Hockley, Rose’s fiancé, does not receive priority to board the rescue boats as a man. However, his first-class passenger status seems to improve his chances. Indeed, several scenes show first-class men in the boats, not just our antagonist.

The model thus shows consistency with our expectations: women and children first, the privileges of the first class, etc. Thus, although the parameters of the model have been optimized apart from any external “expertise”, we can verify that its behaviour is consistent with the expectations of the “experts”. Through this work of studying explicability, we gain confidence in the model.

 

A technique to explain them all

When we want to use more complex models, then the direct explanation of the model as we have just done is no longer possible. Many methods were then developed to try to identify the dominant elements of the result. The most popular method today is based on Shapley’s value.

 

The Shapley’s Value

In game theory, Shapley’s value allows us to determine how to “justly” distribute the gains of a collective activity among the participants.

The example proposed in this explanatory video is based on a common taxi trip. Three people share a taxi. The journey costs less than the sum of three individual trips. How can we then distribute equitably the “gain” related to the sharing of the taxi? By assigning to each person the fraction of the gain corresponding to its value of Shapley. This video (this time in French) offers another case study.

 

As soon as a model becomes somewhat complex, the variables can have combined effects. In the previous model, the impact of the class was identical, regardless of the gender of the person. However, one can easily imagine that the difference between man and woman in chances of survival is much more marked in the third class than in the first. It then becomes difficult to estimate the contribution of each variable independently.

Shapley’s value allows us to answer this problem. For a given person, the chances of survival can be calculated if we consider only one subset of the available characteristics.

For example, one can calculate one’s chances without considering the gender or class of the person, and then repeat the operation for all possible subsets.

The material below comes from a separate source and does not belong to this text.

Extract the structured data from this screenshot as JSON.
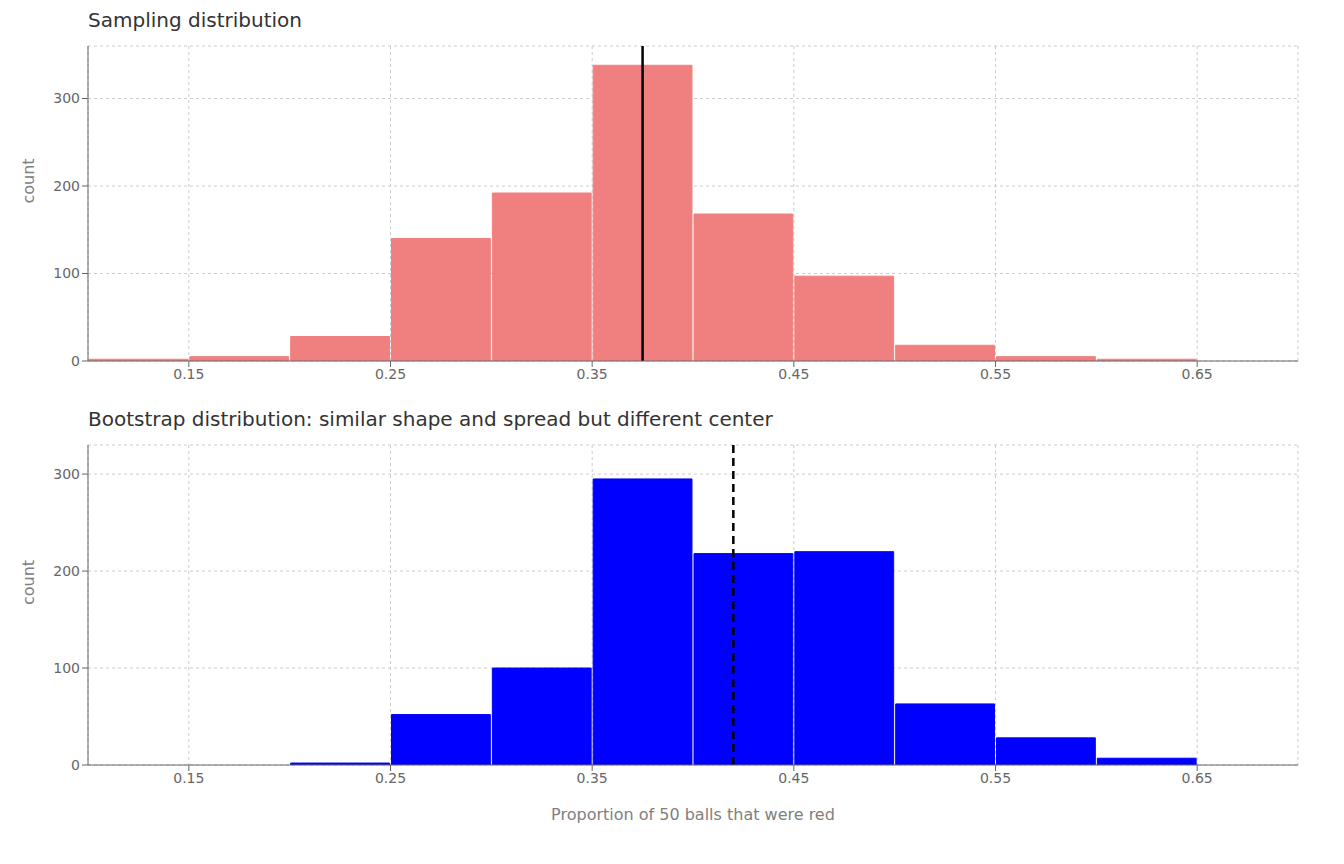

By making weighted averages of the chances of survival (Shapley method) for each subassembly, one is able to obtain the importance of each of the variables for that specific person.

 

Understanding data science techniques by trades as a key to trust

A method (rather popular) has been detailed here. There are many others, sometimes specific to a domain (image analysis…). Here, the details of a technique are less important than the reason for the details.

It has already been mentioned that the confidence of trade experts in AI systems depends in part on explicability. The trade could quite simply be satisfied with the raw explanations provided by a given method.

However, the explanation models only give a biased picture of the reality of the model. For Shapley, for example, the contribution of each variable depends on the characteristics of our anonymous passenger.

It is therefore important that trade experts have knowledge of the models used and their visualization techniques in order to be able to collaborate more and more effectively in the creation of useful models.